W kwestii testowania wydajności sprzętu i oprogramowania, ze szczególnym uwzględnieniem dystrybucji Linuksa, trudno o większego eksperta niż Michael Larabel, znanego przede wszystkim jako twórca bloga Phoronix. Gdy te lub inne benchmarki najczęściej sprawdzają wyłącznie tylko to, jak dana maszyna rodzi sobie z samymi benchmarkami, Larabel od lat konsekwentnie rozwija autorską metodologię testów, dzięki poznajemy najszybszy sprzęt i oprogramowanie.
Na blogu Phoronix od jakiegoś czasu ukazuje się cykl podsumowań. Nie są to jednak miałkie zestawienia i wątpliwej jakości prognozy, jakie co chwilę pojawiają się w Sieci pod koniec każdego roku. Larabel w ciągu ostatnich dziesięciu lat, przeprowadzając trudną do oszacowania liczbę testów różnych konfiguracji sprzętowych i oprogramowania, zgromadził ogromną liczbę twardych danych, na podstawie których teraz wyciąga ciekawie wnioski i się nimi dzieli.
Zobacz też: Intel ujawnia plany wobec Clear Linuksa na najbliższy kwartał. Będzie się działo
Jednym z najbardziej palących pytań, jakie można zadać Larabelowi jest pytanie o to, która dystrybucja w ciągu ostatniej dekady była najszybsza. Oczywiście pytanie to można interpretować wielorako, niemniej autor bloga właśnie udzielił jednoznacznej odpowiedzi. Larabel stwierdził bowiem, że to Clear Linux „zdefiniował wydajność Linuksa w ciągu ostatnich kilku lat”. To właśnie dystrybucja Intela jest dziś wyznacznikiem niewielkiego narzutu na sprzęt i udanych optymalizacji.
W ciągu ostatnich lat zgromadzonych zostało wiele dowodów na ogromnę osiągnięcia Clear Linuksa w kwestii zagospodarowywania mocy obliczeniowej procesorów x86_64. Nie będzie przesady w twierdzeniu, że dystrybucja ta stała się dla programistów Intela polem do popisu w zakresie optymalizacji. W rezultacie od trzech lat Clear Linux deklasuje w testach Phoroniksa kolejne wersje Ubuntu, Archa, Fedory czy inne dystrybucje kierowane na stacje robocze.

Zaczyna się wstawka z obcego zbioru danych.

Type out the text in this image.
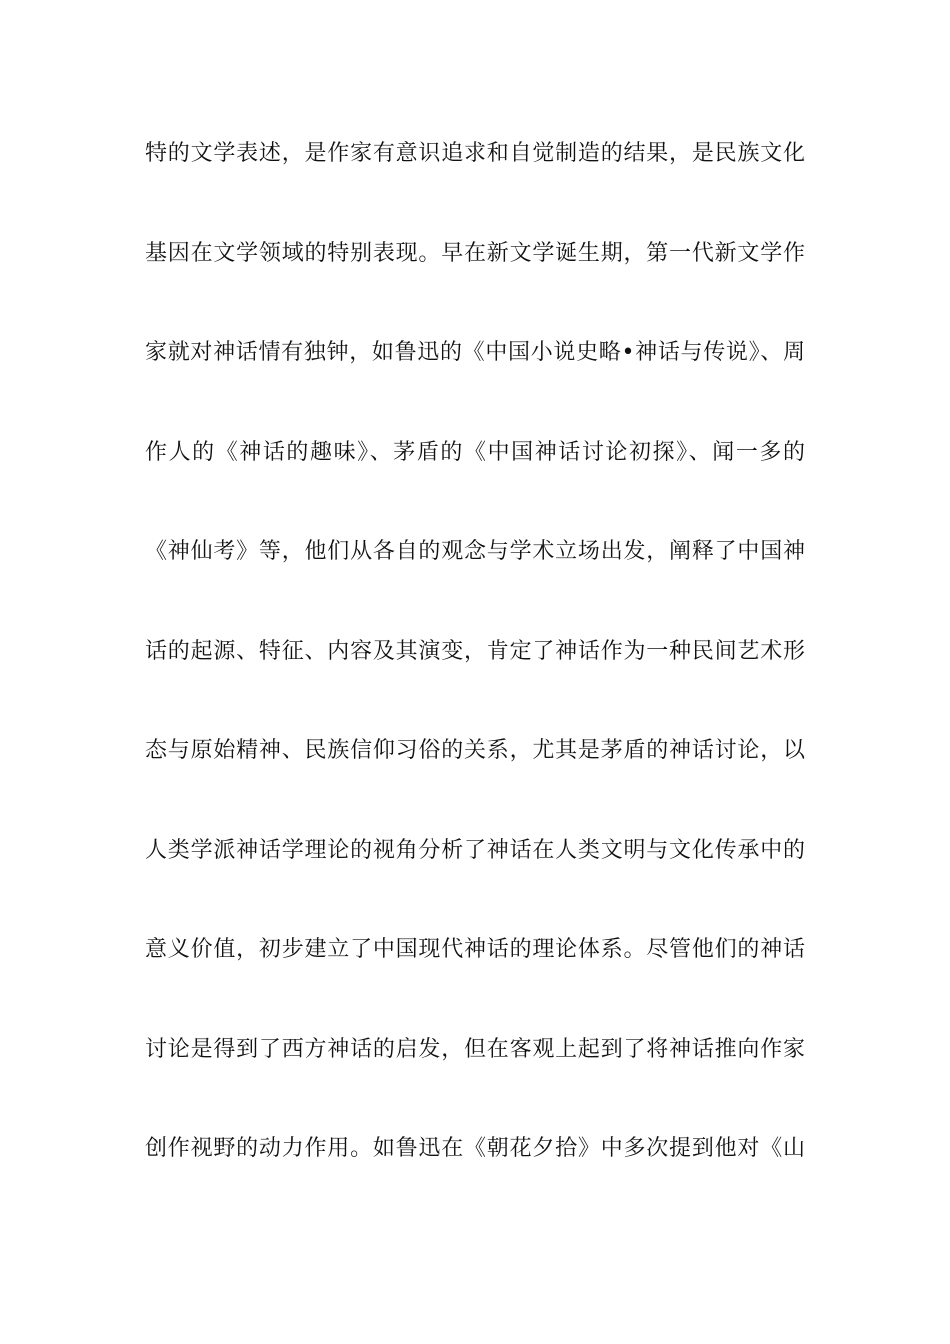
特的文学表述，是作家有意识追求和自觉制造的结果，是民族文化
基因在文学领域的特别表现。早在新文学诞生期，第一代新文学作
家就对神话情有独钟，如鲁迅的《中国小说史略•神话与传说》、周
作人的《神话的趣味》、茅盾的《中国神话讨论初探》、闻一多的
《神仙考》等，他们从各自的观念与学术立场出发，阐释了中国神
话的起源、特征、内容及其演变，肯定了神话作为一种民间艺术形
态与原始精神、民族信仰习俗的关系，尤其是茅盾的神话讨论，以
人类学派神话学理论的视角分析了神话在人类文明与文化传承中的
意义价值，初步建立了中国现代神话的理论体系。尽管他们的神话
讨论是得到了西方神话的启发，但在客观上起到了将神话推向作家
创作视野的动力作用。如鲁迅在《朝花夕拾》中多次提到他对《山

Zobacz też: Clear Linuksa można już zainstalować na Windows Subsystem for Linux
Co ważne, mijający rok był w rozwoju Clear Linuksa być może kluczowy. Intel zdecydował, że oprócz dostarczania licznych skryptów optymalizujących, ściślej sprecyzuje adresatów dystrybucji, którymi są odtąd deweloperzy. W rezultacie dystrybucja pozbyła się swojej największej bolączki w postaci niewielkiej liczby dostępnych domyślnie pakietów. Problem rozwiązano, dostarczając gotowe paczki (np. kierowane do programistów C c-basic bundle) zarządzane autorskim menedżerem swupd.
Również w kwestii wydajności rok 2019 był dla Clear Linuksa udany. Intel nie tylko nie zszedł z obranej ścieżki, dzięki której zasłużył na miano najwydajniejszej dystrybucji ostatniej dekady, ale także zrobił na tej ścieżce kolejne kroki. Dość powiedzieć, że mijający rok dystrybucja Intela zamyka z sumarycznym 7-procentowym wzrostem wyników z 80 testów wydajnościowych Phoronix Test Suite w porównaniu z rokiem 2018. Oby tak dalej!